Darwin not only inherited any weaknesses his own parents had; he also chose to marry, of all the women on the planet, his own first cousin Emma Wedgwood. It was therefore even more fascinating for Prof Hayman to know what happened to their children. Hayman showed that Charles Darwin’s children were unaffected since defective mitochondria can only be inherited from the mother. Emma Wedgwood was genetically clean!

The critics were harsh.
"Natural Selection" was a caricature of Charles Darwin by James Joseph Jacques Tissot 
Published by Vanity Fair magazine in September 1871.



6 comments:

Andrew said...

Thanks Hels. A fascinating insight.

Hels said...

Andrew

The history of medicine is always interesting, but this story seems to be much more.

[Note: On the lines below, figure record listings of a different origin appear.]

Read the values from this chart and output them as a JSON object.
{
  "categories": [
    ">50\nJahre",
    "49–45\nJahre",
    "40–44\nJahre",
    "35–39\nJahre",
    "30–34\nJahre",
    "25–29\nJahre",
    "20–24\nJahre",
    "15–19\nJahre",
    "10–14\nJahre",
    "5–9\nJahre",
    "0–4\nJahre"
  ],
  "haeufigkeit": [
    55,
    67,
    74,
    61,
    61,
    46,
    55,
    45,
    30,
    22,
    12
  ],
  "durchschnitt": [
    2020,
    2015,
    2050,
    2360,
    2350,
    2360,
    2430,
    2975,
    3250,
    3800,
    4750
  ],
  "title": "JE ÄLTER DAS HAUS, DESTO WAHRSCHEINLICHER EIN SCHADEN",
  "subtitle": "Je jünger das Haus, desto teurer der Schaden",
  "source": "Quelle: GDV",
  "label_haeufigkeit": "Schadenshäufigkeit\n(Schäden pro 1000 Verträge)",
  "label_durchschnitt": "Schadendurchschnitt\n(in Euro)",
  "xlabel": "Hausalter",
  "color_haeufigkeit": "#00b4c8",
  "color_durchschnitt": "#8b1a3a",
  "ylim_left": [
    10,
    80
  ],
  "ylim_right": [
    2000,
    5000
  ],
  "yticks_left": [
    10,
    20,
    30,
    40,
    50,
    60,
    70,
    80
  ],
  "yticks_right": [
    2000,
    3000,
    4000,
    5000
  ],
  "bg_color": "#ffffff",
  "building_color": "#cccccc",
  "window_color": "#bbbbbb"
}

So many 19th century people seemed to fear Darwin's science... and so they were in no hurry to understand his illnesses. He received lots of attacks and little sympathy from the God Squad.

Deb said...

I feel sorrier for Emma. She was pregnant or nursing non stop for decades plus had a husband to nurse. She must have been one tough woman.

Parnassus said...

Hello Hels, I am definitely due to read a biography of the Darwins. His dedication while enduring these medical problems calls to mind Rachel Carson's writing Silent Spring while suffering from cancer.
--Jim

Hels said...

Deb

When Charles Darwin was very old and frail, he thanked his wife and children individually for looking after him.... for decades. He understood how much energy they had to put into him, at the expense of their own priorities,

Hels said...

Parnassus

The man was a brilliant thinker, writer and scientist, despite having the most miserable ill health I have heard of. So yes, get onto a great biography.

Darwin should be a role model for us now .. he took intellectual risks that modern academics wouldn't touch with a barge pole.